For a long time, neither of us spoke again. He went back to coloring, and I watched him, my heart heavy. But then, slowly, he scooted a little closer to me, his shoulder brushing mine as he worked on filling in a truck with orange.
My hand shook as I tried to resume coloring. This was why I came here every week when I wasn’t working. For moments like this, where it felt like maybe…I’d made a difference.
I smiled down at him, watching as he concentrated on the picture, and for the first time, I saw a little light in his eyes. It wasn’t much, but it was a start. And I’d keep coming back, again and again, until that light grew.
“Want to color another one after this?” I asked, my voice soft.
He nodded, and this time, his eyes met mine with the smallest hint of a smile.
Later, I was packing up the crayons, putting them back in their box, when one of the staff members—Vicky, I think her name was—walked up beside me, smiling. “You’re really good with him, you know,” she said, nodding toward Rome, who was still quietly coloring at the table.
I glanced at him, a small, warm flicker lighting up in my chest as I watched him still focused on his drawing. But it faded as quickly as it came when Vicky added, “You’ll make a great mom someday.”
The words hit me harder than they should’ve. I froze for a split second, my heart stuttering in my chest, but I forced a smile, something practiced and easy, as I turned back to her. “Thanks,” I said, my voice calm and steady.
But inside, I flinched.
The smile felt like a mask, stretched too tight, too forced. A good mom? No. That wasn’t in the cards for me. It would never be in the cards for me. Not after everything that had been done to me, after everything I’d survived. My body was a battlefield, scarred and ruined in ways no one could see, in ways I couldn’t fix.

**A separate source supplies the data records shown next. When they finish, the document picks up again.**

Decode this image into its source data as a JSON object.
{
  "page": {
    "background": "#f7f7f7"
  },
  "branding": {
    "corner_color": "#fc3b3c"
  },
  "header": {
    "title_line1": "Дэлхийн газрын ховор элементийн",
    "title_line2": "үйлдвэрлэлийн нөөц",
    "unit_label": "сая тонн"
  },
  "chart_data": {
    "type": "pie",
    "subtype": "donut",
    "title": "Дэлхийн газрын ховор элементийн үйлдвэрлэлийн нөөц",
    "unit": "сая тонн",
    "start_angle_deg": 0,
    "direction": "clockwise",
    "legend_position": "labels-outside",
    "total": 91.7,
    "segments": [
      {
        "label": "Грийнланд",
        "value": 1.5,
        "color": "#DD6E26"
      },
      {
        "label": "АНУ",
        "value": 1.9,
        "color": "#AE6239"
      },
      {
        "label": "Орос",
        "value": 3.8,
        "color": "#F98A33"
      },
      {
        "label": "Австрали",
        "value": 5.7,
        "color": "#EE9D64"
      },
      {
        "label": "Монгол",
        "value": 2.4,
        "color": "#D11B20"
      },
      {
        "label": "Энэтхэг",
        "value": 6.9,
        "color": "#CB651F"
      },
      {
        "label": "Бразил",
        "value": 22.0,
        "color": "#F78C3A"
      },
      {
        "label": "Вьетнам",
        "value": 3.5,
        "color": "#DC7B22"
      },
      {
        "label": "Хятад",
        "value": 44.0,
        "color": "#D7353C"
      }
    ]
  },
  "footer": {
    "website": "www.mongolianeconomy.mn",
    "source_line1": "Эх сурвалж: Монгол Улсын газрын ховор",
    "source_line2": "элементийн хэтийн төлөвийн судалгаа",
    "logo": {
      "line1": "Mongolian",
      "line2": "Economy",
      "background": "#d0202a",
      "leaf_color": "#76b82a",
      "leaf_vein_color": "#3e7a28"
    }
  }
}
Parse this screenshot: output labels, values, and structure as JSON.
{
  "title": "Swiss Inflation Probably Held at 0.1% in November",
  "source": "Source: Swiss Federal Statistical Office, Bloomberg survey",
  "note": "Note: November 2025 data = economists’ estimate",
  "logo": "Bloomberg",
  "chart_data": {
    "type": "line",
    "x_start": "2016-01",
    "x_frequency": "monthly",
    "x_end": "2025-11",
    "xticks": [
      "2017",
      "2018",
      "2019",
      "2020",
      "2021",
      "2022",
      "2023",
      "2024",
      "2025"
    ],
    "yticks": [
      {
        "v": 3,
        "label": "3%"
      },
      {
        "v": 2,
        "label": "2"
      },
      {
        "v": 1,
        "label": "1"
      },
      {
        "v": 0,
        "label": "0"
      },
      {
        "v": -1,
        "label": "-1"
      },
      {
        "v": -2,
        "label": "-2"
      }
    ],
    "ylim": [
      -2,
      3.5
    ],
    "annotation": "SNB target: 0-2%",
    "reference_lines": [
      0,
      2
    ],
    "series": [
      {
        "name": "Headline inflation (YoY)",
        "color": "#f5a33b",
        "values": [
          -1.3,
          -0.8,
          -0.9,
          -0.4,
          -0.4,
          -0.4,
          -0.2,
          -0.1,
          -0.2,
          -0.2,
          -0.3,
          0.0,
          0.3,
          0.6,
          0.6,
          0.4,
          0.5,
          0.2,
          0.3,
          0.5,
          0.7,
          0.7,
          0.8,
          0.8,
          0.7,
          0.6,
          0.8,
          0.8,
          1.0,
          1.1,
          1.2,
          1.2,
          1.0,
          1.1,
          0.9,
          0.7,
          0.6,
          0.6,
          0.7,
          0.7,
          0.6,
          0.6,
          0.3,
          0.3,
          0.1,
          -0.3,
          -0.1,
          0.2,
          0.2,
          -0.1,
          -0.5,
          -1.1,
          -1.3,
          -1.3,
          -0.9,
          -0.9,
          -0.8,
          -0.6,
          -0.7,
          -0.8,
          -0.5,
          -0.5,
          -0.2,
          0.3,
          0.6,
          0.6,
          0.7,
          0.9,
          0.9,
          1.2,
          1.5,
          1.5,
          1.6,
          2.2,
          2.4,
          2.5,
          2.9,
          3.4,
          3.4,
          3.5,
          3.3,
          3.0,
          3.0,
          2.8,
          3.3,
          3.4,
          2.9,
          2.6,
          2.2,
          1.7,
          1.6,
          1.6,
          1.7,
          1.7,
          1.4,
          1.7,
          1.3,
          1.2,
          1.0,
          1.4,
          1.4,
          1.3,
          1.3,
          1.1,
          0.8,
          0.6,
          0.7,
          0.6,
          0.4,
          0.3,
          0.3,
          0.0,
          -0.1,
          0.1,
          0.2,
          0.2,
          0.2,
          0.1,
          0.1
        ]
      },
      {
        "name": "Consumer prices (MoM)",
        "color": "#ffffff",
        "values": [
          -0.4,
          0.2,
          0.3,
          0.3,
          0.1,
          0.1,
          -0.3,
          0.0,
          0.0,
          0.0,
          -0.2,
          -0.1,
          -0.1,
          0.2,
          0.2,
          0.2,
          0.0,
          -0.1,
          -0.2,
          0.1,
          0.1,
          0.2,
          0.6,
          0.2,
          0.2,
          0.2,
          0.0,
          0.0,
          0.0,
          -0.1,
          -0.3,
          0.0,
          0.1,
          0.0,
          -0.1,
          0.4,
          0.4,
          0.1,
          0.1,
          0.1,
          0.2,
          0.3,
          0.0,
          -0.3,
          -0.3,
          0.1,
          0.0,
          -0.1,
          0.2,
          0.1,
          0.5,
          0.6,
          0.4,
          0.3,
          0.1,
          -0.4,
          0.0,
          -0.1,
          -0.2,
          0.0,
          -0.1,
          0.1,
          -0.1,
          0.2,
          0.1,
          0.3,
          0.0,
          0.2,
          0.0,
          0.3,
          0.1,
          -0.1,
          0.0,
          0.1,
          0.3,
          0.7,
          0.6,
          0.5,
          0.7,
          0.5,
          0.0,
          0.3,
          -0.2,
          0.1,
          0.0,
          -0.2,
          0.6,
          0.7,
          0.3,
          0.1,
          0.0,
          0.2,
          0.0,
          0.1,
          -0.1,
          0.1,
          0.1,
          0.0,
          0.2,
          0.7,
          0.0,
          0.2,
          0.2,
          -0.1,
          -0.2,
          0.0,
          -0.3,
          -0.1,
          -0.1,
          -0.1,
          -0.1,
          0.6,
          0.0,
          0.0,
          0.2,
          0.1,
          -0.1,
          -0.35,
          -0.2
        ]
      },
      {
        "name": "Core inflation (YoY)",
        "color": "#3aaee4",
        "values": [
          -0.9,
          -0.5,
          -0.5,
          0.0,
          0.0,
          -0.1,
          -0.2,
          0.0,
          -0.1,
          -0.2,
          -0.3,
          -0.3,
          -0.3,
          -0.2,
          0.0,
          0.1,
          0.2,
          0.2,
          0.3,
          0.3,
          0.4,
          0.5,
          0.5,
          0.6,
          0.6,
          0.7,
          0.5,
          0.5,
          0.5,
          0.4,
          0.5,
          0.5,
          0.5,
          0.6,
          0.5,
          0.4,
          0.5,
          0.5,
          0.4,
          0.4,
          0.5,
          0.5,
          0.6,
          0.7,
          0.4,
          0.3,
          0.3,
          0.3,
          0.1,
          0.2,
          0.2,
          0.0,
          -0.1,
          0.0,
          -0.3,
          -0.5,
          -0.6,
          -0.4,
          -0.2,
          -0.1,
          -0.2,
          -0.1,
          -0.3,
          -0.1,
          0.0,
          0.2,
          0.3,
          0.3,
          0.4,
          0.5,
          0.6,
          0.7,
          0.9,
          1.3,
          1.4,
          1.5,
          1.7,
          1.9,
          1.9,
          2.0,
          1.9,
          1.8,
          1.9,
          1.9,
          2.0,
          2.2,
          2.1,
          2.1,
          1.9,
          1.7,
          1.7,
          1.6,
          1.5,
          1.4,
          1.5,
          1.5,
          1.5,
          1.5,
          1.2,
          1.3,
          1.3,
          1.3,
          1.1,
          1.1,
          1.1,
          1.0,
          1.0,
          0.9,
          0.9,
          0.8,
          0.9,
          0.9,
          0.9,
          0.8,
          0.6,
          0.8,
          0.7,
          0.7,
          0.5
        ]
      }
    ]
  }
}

A rush of memories hit me at once.
My hands were shaking as I stared at the test in front of me, two pink lines on it that stared back at me like a cruel joke. I’d been careful—as careful as I could be in this job, but it hadn’t mattered. None of it mattered.
I was pregnant.
I didn’t have time to figure out what to do next. Everett found the test in the trash the next morning. He didn’t say anything at first. He just stood there, holding it up with two fingers, his face cold and unreadable.
“Who?” he asked, his voice like ice. Somehow he seemed to think that this wasn’t a client’s child. That I’d broken the rules.
I couldn’t answer to defend myself, though. My throat felt like it had closed up, my entire body shaking with fear.
“Who?” he asked again, louder this time.
I still couldn’t speak, the words lodged in my throat, suffocating me.
His face twisted in disgust as he threw the test across the room.
Before I could even react, he grabbed my arm, dragging me out of the house and into his car. The ride was silent, but the tension in the air was suffocating. I wanted to ask where we were going, but I was too scared. And…I already knew.
We pulled up to a rundown building on the edge of town, the windows dirty and the paint peeling. It didn’t look like a clinic. It looked like a place people went to disappear.
Everett led me inside as if he was taking me to the mall. “This is for your own good,” he said, his voice low and soothing. “I won’t have you ruined because of your carelessness.”
And then I was in a back room, where a man in a lab coat waited, the stench of antiseptic thick in the air.
“Take care of it,” Everett had told him, his voice cold and indifferent.
The doctor didn’t ask any questions. He just nodded, motioning for me to get on the table. The room spun as I laid down, my body shaking, my heart pounding in my ears. I wanted to scream, to run, but I couldn’t. I was trapped. I was put under a light sedation, and then the room seemed to float around me.
The procedure was quick and impersonal. Afterward, I clenched my fists so hard that my nails dug into my palms, trying to focus on anything but the pain. But there was no escaping it. There was no escaping any of it.
“Ready to go?” Everett asked in a bland, pleasant voice as he came in an hour later. “You’ll feel better once you get back home.”
I couldn’t move. I couldn’t speak. I just lay there, staring at the ceiling, tears streaming down my face, wishing I could disappear.
I blinked as I came back to the present, bile filling my mouth as I fought the urge to throw up.
Vicky didn’t notice the shift. She kept smiling, like she’d paid me the nicest compliment in the world and didn’t even realize the wreckage she’d stirred up inside me. “It’s not easy to get Rome to open up, but you’ve got a way with him. Kids need that. They need someone who gets them, someone patient.”